Mais je vous demanderai si à présent l’on peut changer le système actuel de la perception de l’impôt dont il s’agit. Pourquoi ce système ? C’est pour éviter la fraude ; comme c’est un impôt qui est établi uniquement pour produire un grand revenu, et qui est d’une telle hauteur qu’il force à la fraude, il faut prendre des moyens efficaces pour l’empêcher.
Quand je veux un impôt tel, je dois, pour le percevoir, en vouloir les conséquences. Cependant je n’oserais pas même déclarer qu’il faut conserver le système actuel. Il est certain que ce système prête à beaucoup d’inconvénients, à beaucoup de fiscalité.
Je parle surtout du recensement : le recensement est certainement accompagné de fiscalités, et à cet égard il n’y a qu’un cri général dans le pays. Si l’on veut changer le système actuel, qu’on le fasse surtout en vue de ce recensement. Quand on trouve des déficits ou des excédants, on met à l’amende les sauniers, alors même qu’ils ont agi avec la meilleure foi du monde.
C’est cette considération qui me met en doute si je dois adopter ou non la continuation du système actuel. Je pense au moins que c’est là mon motif pour tâcher de rendre l’exécution de la loi moins fiscale, et si le fisc le voulait, je pense que le recensement pourrait se faire sans fiscalité.
Etes-vous bien sûr qu’avec la circulation uniquement documentée du sel brut vous pourrez avoir une surveillance assez forte pour prévenir la fraude ?
C’est pour moi une question très douteuse, et je désire qu’on l’examine très scrupuleusement avant d’adopter le nouveau système.

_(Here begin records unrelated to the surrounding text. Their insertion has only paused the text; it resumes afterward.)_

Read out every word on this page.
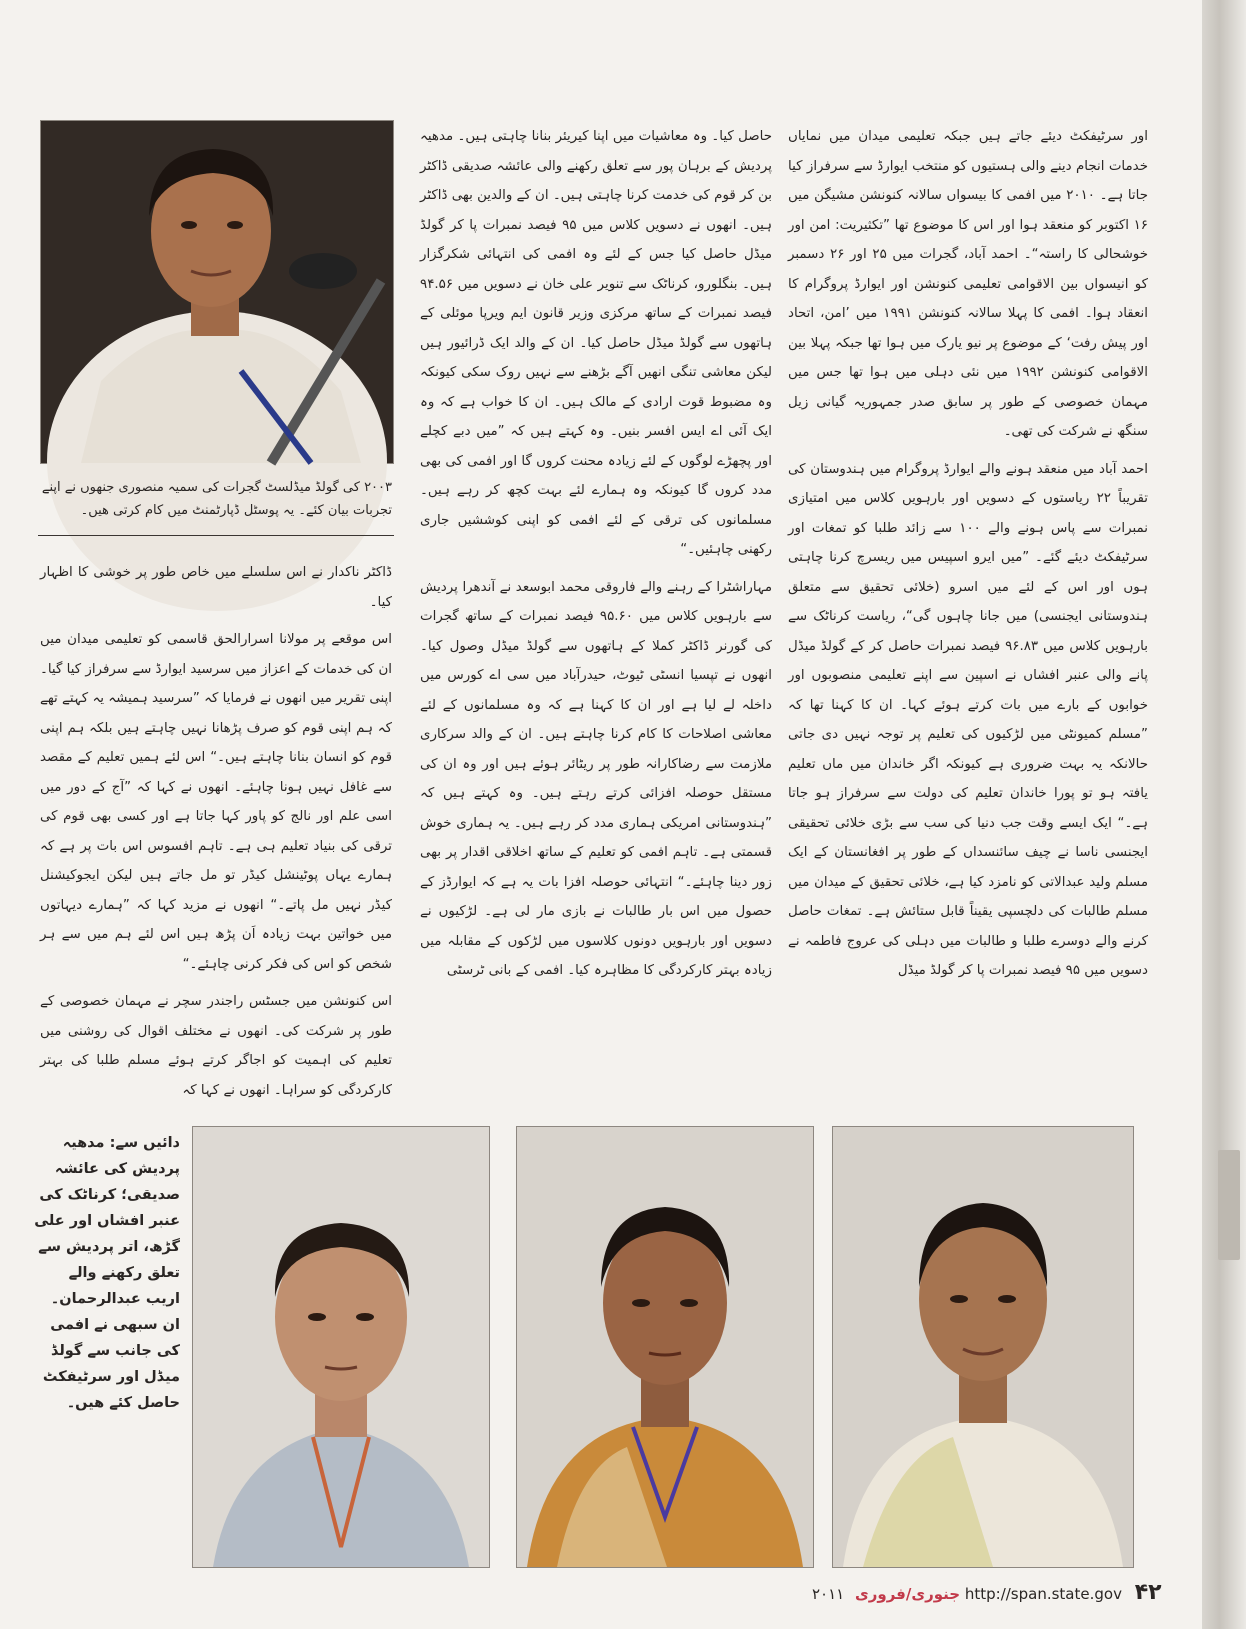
۲۰۰۳ کی گولڈ میڈلسٹ گجرات کی سمیہ منصوری جنھوں نے اپنے تجربات بیان کئے۔ یہ پوسٹل ڈپارٹمنٹ میں کام کرتی ھیں۔

اور سرٹیفکٹ دیئے جاتے ہیں جبکہ تعلیمی میدان میں نمایاں خدمات انجام دینے والی ہستیوں کو منتخب ایوارڈ سے سرفراز کیا جاتا ہے۔ ۲۰۱۰ میں افمی کا بیسواں سالانہ کنونشن مشیگن میں ۱۶ اکتوبر کو منعقد ہوا اور اس کا موضوع تھا ”تکثیریت: امن اور خوشحالی کا راستہ“۔ احمد آباد، گجرات میں ۲۵ اور ۲۶ دسمبر کو انیسواں بین الاقوامی تعلیمی کنونشن اور ایوارڈ پروگرام کا انعقاد ہوا۔ افمی کا پہلا سالانہ کنونشن ۱۹۹۱ میں ’امن، اتحاد اور پیش رفت‘ کے موضوع پر نیو یارک میں ہوا تھا جبکہ پہلا بین الاقوامی کنونشن ۱۹۹۲ میں نئی دہلی میں ہوا تھا جس میں مہمان خصوصی کے طور پر سابق صدر جمہوریہ گیانی زیل سنگھ نے شرکت کی تھی۔

احمد آباد میں منعقد ہونے والے ایوارڈ پروگرام میں ہندوستان کی تقریباً ۲۲ ریاستوں کے دسویں اور بارہویں کلاس میں امتیازی نمبرات سے پاس ہونے والے ۱۰۰ سے زائد طلبا کو تمغات اور سرٹیفکٹ دیئے گئے۔ ”میں ایرو اسپیس میں ریسرچ کرنا چاہتی ہوں اور اس کے لئے میں اسرو (خلائی تحقیق سے متعلق ہندوستانی ایجنسی) میں جانا چاہوں گی“، ریاست کرناٹک سے بارہویں کلاس میں ۹۶.۸۳ فیصد نمبرات حاصل کر کے گولڈ میڈل پانے والی عنبر افشاں نے اسپین سے اپنے تعلیمی منصوبوں اور خوابوں کے بارے میں بات کرتے ہوئے کہا۔ ان کا کہنا تھا کہ ”مسلم کمیونٹی میں لڑکیوں کی تعلیم پر توجہ نہیں دی جاتی حالانکہ یہ بہت ضروری ہے کیونکہ اگر خاندان میں ماں تعلیم یافتہ ہو تو پورا خاندان تعلیم کی دولت سے سرفراز ہو جاتا ہے۔“ ایک ایسے وقت جب دنیا کی سب سے بڑی خلائی تحقیقی ایجنسی ناسا نے چیف سائنسداں کے طور پر افغانستان کے ایک مسلم ولید عبدالاتی کو نامزد کیا ہے، خلائی تحقیق کے میدان میں مسلم طالبات کی دلچسپی یقیناً قابل ستائش ہے۔ تمغات حاصل کرنے والے دوسرے طلبا و طالبات میں دہلی کی عروج فاطمہ نے دسویں میں ۹۵ فیصد نمبرات پا کر گولڈ میڈل

حاصل کیا۔ وہ معاشیات میں اپنا کیریئر بنانا چاہتی ہیں۔ مدھیہ پردیش کے برہان پور سے تعلق رکھنے والی عائشہ صدیقی ڈاکٹر بن کر قوم کی خدمت کرنا چاہتی ہیں۔ ان کے والدین بھی ڈاکٹر ہیں۔ انھوں نے دسویں کلاس میں ۹۵ فیصد نمبرات پا کر گولڈ میڈل حاصل کیا جس کے لئے وہ افمی کی انتہائی شکرگزار ہیں۔ بنگلورو، کرناٹک سے تنویر علی خان نے دسویں میں ۹۴.۵۶ فیصد نمبرات کے ساتھ مرکزی وزیر قانون ایم ویرپا موئلی کے ہاتھوں سے گولڈ میڈل حاصل کیا۔ ان کے والد ایک ڈرائیور ہیں لیکن معاشی تنگی انھیں آگے بڑھنے سے نہیں روک سکی کیونکہ وہ مضبوط قوت ارادی کے مالک ہیں۔ ان کا خواب ہے کہ وہ ایک آئی اے ایس افسر بنیں۔ وہ کہتے ہیں کہ ”میں دبے کچلے اور پچھڑے لوگوں کے لئے زیادہ محنت کروں گا اور افمی کی بھی مدد کروں گا کیونکہ وہ ہمارے لئے بہت کچھ کر رہے ہیں۔ مسلمانوں کی ترقی کے لئے افمی کو اپنی کوششیں جاری رکھنی چاہئیں۔“

مہاراشٹرا کے رہنے والے فاروقی محمد ابوسعد نے آندھرا پردیش سے بارہویں کلاس میں ۹۵.۶۰ فیصد نمبرات کے ساتھ گجرات کی گورنر ڈاکٹر کملا کے ہاتھوں سے گولڈ میڈل وصول کیا۔ انھوں نے تپسیا انسٹی ٹیوٹ، حیدرآباد میں سی اے کورس میں داخلہ لے لیا ہے اور ان کا کہنا ہے کہ وہ مسلمانوں کے لئے معاشی اصلاحات کا کام کرنا چاہتے ہیں۔ ان کے والد سرکاری ملازمت سے رضاکارانہ طور پر ریٹائر ہوئے ہیں اور وہ ان کی مستقل حوصلہ افزائی کرتے رہتے ہیں۔ وہ کہتے ہیں کہ ”ہندوستانی امریکی ہماری مدد کر رہے ہیں۔ یہ ہماری خوش قسمتی ہے۔ تاہم افمی کو تعلیم کے ساتھ اخلاقی اقدار پر بھی زور دینا چاہئے۔“ انتہائی حوصلہ افزا بات یہ ہے کہ ایوارڈز کے حصول میں اس بار طالبات نے بازی مار لی ہے۔ لڑکیوں نے دسویں اور بارہویں دونوں کلاسوں میں لڑکوں کے مقابلہ میں زیادہ بہتر کارکردگی کا مظاہرہ کیا۔ افمی کے بانی ٹرسٹی

ڈاکٹر ناکدار نے اس سلسلے میں خاص طور پر خوشی کا اظہار کیا۔

اس موقعے پر مولانا اسرارالحق قاسمی کو تعلیمی میدان میں ان کی خدمات کے اعزاز میں سرسید ایوارڈ سے سرفراز کیا گیا۔ اپنی تقریر میں انھوں نے فرمایا کہ ”سرسید ہمیشہ یہ کہتے تھے کہ ہم اپنی قوم کو صرف پڑھانا نہیں چاہتے ہیں بلکہ ہم اپنی قوم کو انسان بنانا چاہتے ہیں۔“ اس لئے ہمیں تعلیم کے مقصد سے غافل نہیں ہونا چاہئے۔ انھوں نے کہا کہ ”آج کے دور میں اسی علم اور نالج کو پاور کہا جاتا ہے اور کسی بھی قوم کی ترقی کی بنیاد تعلیم ہی ہے۔ تاہم افسوس اس بات پر ہے کہ ہمارے یہاں پوٹینشل کیڈر تو مل جاتے ہیں لیکن ایجوکیشنل کیڈر نہیں مل پاتے۔“ انھوں نے مزید کہا کہ ”ہمارے دیہاتوں میں خواتین بہت زیادہ اَن پڑھ ہیں اس لئے ہم میں سے ہر شخص کو اس کی فکر کرنی چاہئے۔“

اس کنونشن میں جسٹس راجندر سچر نے مہمان خصوصی کے طور پر شرکت کی۔ انھوں نے مختلف اقوال کی روشنی میں تعلیم کی اہمیت کو اجاگر کرتے ہوئے مسلم طلبا کی بہتر کارکردگی کو سراہا۔ انھوں نے کہا کہ

دائیں سے: مدھیہ پردیش کی عائشہ صدیقی؛ کرناٹک کی عنبر افشاں اور علی گڑھ، اتر پردیش سے تعلق رکھنے والے اریب عبدالرحمان۔ ان سبھی نے افمی کی جانب سے گولڈ میڈل اور سرٹیفکٹ حاصل کئے ھیں۔
۲۰۱۱ جنوری/فروری http://span.state.gov ۴۲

C’est pourquoi, je pense, qu’il peut rester des doutes sur l’opportunité de la suppression du système actuel de la perception.
La circulation libre du sel raffiné a un autre danger. Nous sommes entourés de pays qui raffinent le sel à meilleur marché que nous, et si vous renoncez à avoir la circulation du sel raffiné documentée, il est probable que ce sel va entrer en abondance en fraude de Hollande et même de France.
Le principal défaut que je trouve dans le système actuel est celui des exemptions ; ceux-là peuvent facilement la supprimer sans toucher au principe de perception.
Je ne vois aucun motif pour exempter qui que ce soit, excepté la grande pêche de mer. Faites-y attention, messieurs, si vous supprimez les exemptions, vous allez procurer au fisc un bénéfice résultant de 3 millions de kilog. Car, en 1834, les exemptions sont montées à près de 3 millions de kil. ; il est vrai qu’en 1836 elles étaient moindres, mais cela prouve que ces exemptions servent à la fraude !
Messieurs, un autre objet fort important du projet, c’est l’imposition de l’eau de mer ; je crois bien qu’on l’a employée pour frauder, qu’au lieu de faire entrer de l’eau pure de mer, on a fait entrer de la saumure, et ainsi on extrait beaucoup de sel de la soi-disant eau de mer ; mais quand vous employez consciencieusement de l’eau pure de mer, elle ne contient pas une grande quantité de sel, et comme l’a très bien dit l’honorable M. Mast de Vries, il est rare que l’eau de mer dépasse trois degrés ; ordinairement elle ne dépasse pas deux degrés, et encore pour les obtenir, il faut aller très avant dans la mer et puiser profondément.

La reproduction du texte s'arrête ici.